Oh well, you live and learn. :-)
Correct me if I’m wrong, but if you’re going along the path of your email looking normal, except for the people using old browsers, and it being un-copy-and-pasteable, you may as well just draw a picture or Flash animation of your email address and get it over with. :)
Indeed, but an image or a Flash animation usually sucks up more bandwidth than some XHTML. Thus, I am convinced this is the best of those three methods (picture vs. Flash animation vs. CSS + XHTML obfuscation).
I think the best protection against spam is a good spam filter, as was already stated we can not stop the spammers. I use bayesian filtering for my mail filtering and do not worry about protecting my email address. I have never once got a false positive and have only gotten, at last count, 132 false negatives in the year that I have been using this filtering method. The more spam they send me, the better I get at avoiding it.
Unfortunately this solution is not one easily implemented and therefore not ideal for most users. But then this method isn’t easily implemented for those not so computer savvy users either. Looks like we are back to survival of the fittest, Darwin was right! heh
I’d still use the encoder at automaticlabs. It’s very easy to use.
Well Indranil, especially for you, I uploaded my email obfuscator tool thing. Suggestions are more than welcome.
Nice, really nice. Automated obfuscating method. Nicely done.
This is interesting too…
Indeed it is. That’s in fact one of the things the
obfuscate_email()function does — converting the unencoded address to HTML entities.
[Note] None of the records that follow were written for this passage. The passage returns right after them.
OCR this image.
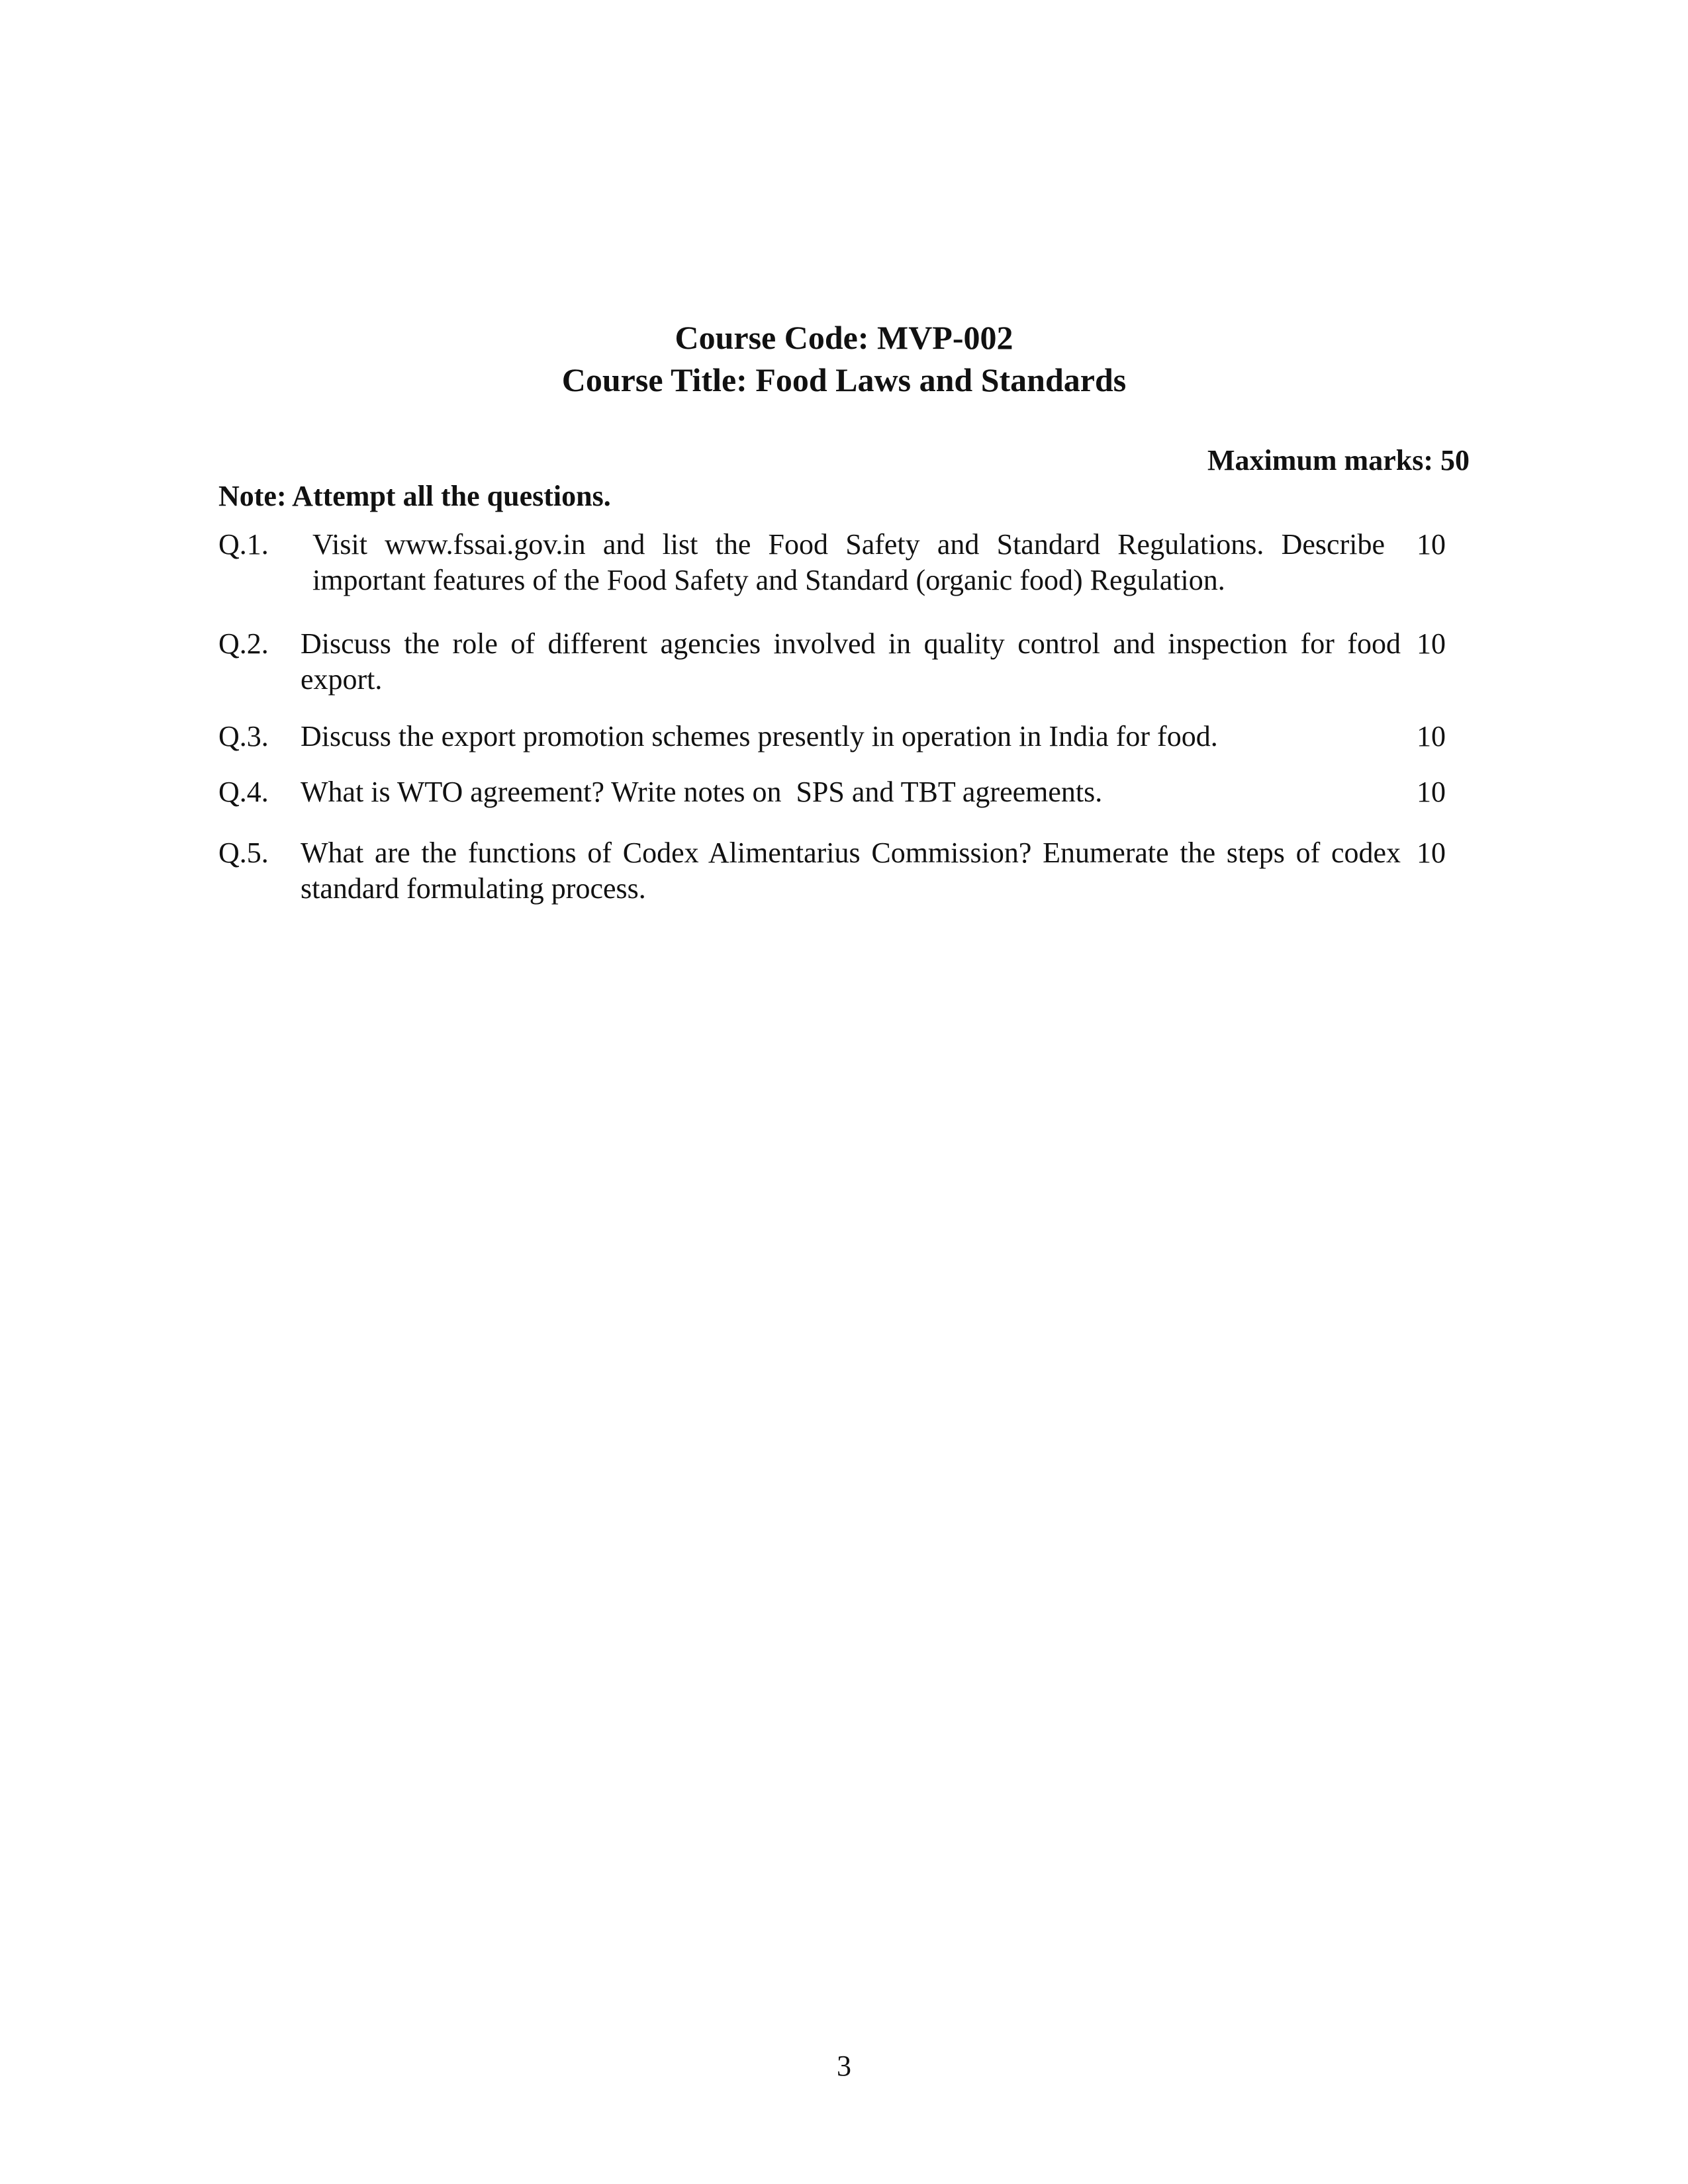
Course Code: MVP-002
Course Title: Food Laws and Standards
Maximum marks: 50
Note: Attempt all the questions.
Q.1. Visit www.fssai.gov.in and list the Food Safety and Standard Regulations. Describe important features of the Food Safety and Standard (organic food) Regulation.
10
Q.2. Discuss the role of different agencies involved in quality control and inspection for food export.
10
Q.3. Discuss the export promotion schemes presently in operation in India for food.	10
Q.4. What is WTO agreement? Write notes on  SPS and TBT agreements.	10
Q.5. What are the functions of Codex Alimentarius Commission? Enumerate the steps of codex standard formulating process.
10
3
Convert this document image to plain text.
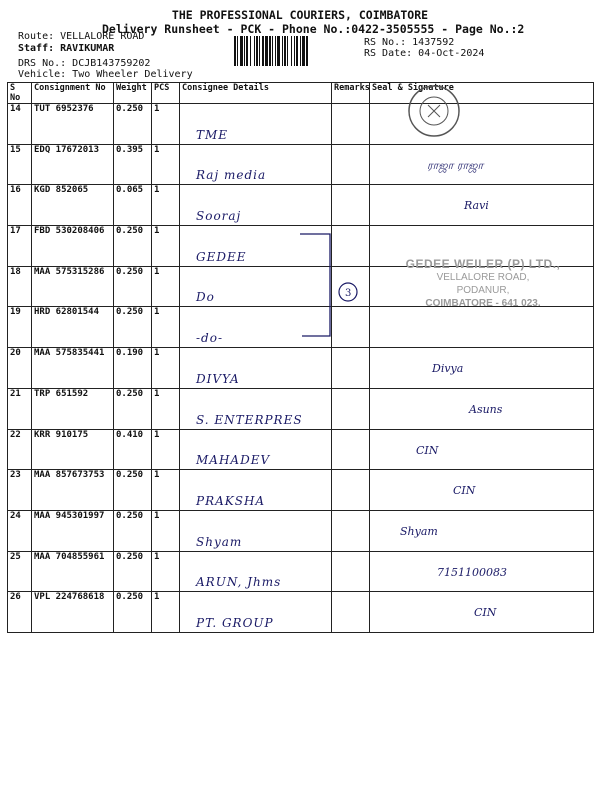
THE PROFESSIONAL COURIERS, COIMBATORE
Delivery Runsheet - PCK - Phone No.:0422-3505555 - Page No.:2
Route: VELLALORE ROAD
Staff: RAVIKUMAR
DRS No.: DCJB143759202
Vehicle: Two Wheeler Delivery
RS No.: 1437592
RS Date: 04-Oct-2024
S No	Consignment No	Weight	PCS	Consignee Details	Remarks	Seal & Signature
14	TUT 6952376	0.250	1	TME		

15	EDQ 17672013	0.395	1	Raj media		ராஜா ராஜா

16	KGD 852065	0.065	1	Sooraj		Ravi

17	FBD 530208406	0.250	1	GEDEE		

18	MAA 575315286	0.250	1	Do		

19	HRD 62801544	0.250	1	-do-		

20	MAA 575835441	0.190	1	DIVYA		Divya

21	TRP 651592	0.250	1	S. ENTERPRES		Asuns

22	KRR 910175	0.410	1	MAHADEV		CIN

23	MAA 857673753	0.250	1	PRAKSHA		CIN

24	MAA 945301997	0.250	1	Shyam		Shyam

25	MAA 704855961	0.250	1	ARUN, Jhms		7151100083

26	VPL 224768618	0.250	1	PT. GROUP		CIN
3
GEDEE WEILER (P) LTD.,
VELLALORE ROAD,
PODANUR,
COIMBATORE - 641 023.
Try it out for yourself. (Oh, and in the future, try to at least read the post. :P)*grin* ;) I just remembered you had a blog post about it with some PHP in it ;)
So I thought, let’s post this link ;)
I’m in the process of writing something a bit more sneaky. I’m totally paranoid of some smart spam bots figuring out this easy stuff. What I want is a function that’ll return stuff like this from someguy5@domain.com:
This should keep my email addresses safe until real AI is invented. While some of those may be confusing, it’s a feature that it will also filter morons out.
To eliminate the need to insert the CSS into a stylesheet, I’ve made the simple change from
<span class="email">to<span style="unicode-bidi: bidi-override; direction: rtl;">.If you’re extremely paranoid, visit my link that creates the illusion of an image of your email address by generating a random-text logo and using CSS to shrink it down so each character is the size of one pixel.
The generator is written in Javascript, so I’m not sure how easy it would be to convert to PHP.